Any ideas on what might be causing this one?  Or atleast what
additional debug information someone might need?

On Fri, Jan 7, 2011 at 4:03 PM, Michael Di Domenico
<mdidomeni...@gmail.com> wrote:
> I'm still testing the slurm integration, which seems to work fine so
> far.  However, i just upgraded another cluster to openmpi-1.5 and
> slurm 2.1.15 but this machine has no infiniband
>
> if i salloc the nodes and mpirun the command it seems to run and complete fine
> however if i srun the command i get
>
> [btl_tcp_endpoint:486] mca_btl_tcp_endpoint_recv_connect_ack received
> unexpected prcoess identifier
>
> the job does not seem to run, but exhibits two behaviors
> running a single process per node the job runs and does not present
> the error (srun -N40 --ntasks-per-node=1)

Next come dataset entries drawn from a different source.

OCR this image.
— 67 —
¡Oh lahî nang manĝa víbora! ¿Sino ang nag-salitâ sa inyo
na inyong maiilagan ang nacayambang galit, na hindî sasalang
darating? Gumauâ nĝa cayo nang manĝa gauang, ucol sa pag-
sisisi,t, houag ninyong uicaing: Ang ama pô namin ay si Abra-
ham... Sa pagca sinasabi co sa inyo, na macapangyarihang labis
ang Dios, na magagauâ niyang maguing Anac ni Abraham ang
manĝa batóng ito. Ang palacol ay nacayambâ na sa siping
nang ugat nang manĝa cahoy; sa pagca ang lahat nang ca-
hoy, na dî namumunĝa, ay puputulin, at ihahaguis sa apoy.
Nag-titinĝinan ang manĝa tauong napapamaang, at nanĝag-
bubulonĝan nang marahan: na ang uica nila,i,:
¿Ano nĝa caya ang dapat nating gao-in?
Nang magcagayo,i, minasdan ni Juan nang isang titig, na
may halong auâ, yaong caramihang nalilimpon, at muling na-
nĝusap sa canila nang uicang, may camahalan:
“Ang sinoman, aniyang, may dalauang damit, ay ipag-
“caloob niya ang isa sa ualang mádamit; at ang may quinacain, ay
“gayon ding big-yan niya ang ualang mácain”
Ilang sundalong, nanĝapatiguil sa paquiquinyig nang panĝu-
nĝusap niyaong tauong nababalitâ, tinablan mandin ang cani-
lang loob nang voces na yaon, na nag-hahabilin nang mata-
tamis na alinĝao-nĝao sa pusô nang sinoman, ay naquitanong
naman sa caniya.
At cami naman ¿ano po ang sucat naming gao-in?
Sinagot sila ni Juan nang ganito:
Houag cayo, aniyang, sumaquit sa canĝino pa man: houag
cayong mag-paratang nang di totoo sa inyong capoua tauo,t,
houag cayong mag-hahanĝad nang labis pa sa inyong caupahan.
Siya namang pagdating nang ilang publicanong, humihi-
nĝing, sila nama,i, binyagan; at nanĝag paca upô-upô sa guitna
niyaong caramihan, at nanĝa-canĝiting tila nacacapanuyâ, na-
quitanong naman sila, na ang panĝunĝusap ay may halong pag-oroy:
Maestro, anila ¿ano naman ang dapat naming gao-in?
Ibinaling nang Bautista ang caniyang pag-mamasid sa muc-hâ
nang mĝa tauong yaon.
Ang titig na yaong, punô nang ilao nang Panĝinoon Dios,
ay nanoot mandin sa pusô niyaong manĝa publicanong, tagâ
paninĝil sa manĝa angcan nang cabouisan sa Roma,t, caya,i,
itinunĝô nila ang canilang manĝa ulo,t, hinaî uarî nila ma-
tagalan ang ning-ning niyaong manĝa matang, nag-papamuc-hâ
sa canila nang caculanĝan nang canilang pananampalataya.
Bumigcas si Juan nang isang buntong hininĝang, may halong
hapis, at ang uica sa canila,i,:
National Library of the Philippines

> running multiple processes per node, the job spits out the error but
> does not run (srun -n40 --ntasks-per-node=8)
>
> I copied the configs from the other machine, so (i think) everything
> should be configured correctly (but i can't rule it out)
>
> I saw (and reported) a similar error to above with the 1.4-dev branch
> (see mailing list) and slurm, I can't say whether they're related or
> not though
>
>
> On Mon, Jan 3, 2011 at 3:00 PM, Jeff Squyres <jsquy...@cisco.com> wrote:
>> Yo Ralph --
>>
>> I see this was committed https://svn.open-mpi.org/trac/ompi/changeset/24197. 
>>  Do you want to add a blurb in README about it, and/or have this executable 
>> compiled as part of the PSM MTL and then installed into $bindir (maybe named 
>> ompi-psm-keygen)?
>>
>> Right now, it's only compiled as part of "make check" and not installed, 
>> right?
>>
>>
>>
>> On Dec 30, 2010, at 5:07 PM, Ralph Castain wrote:
>>
>>> Run the program only once - it can be in the prolog of the job if you like. 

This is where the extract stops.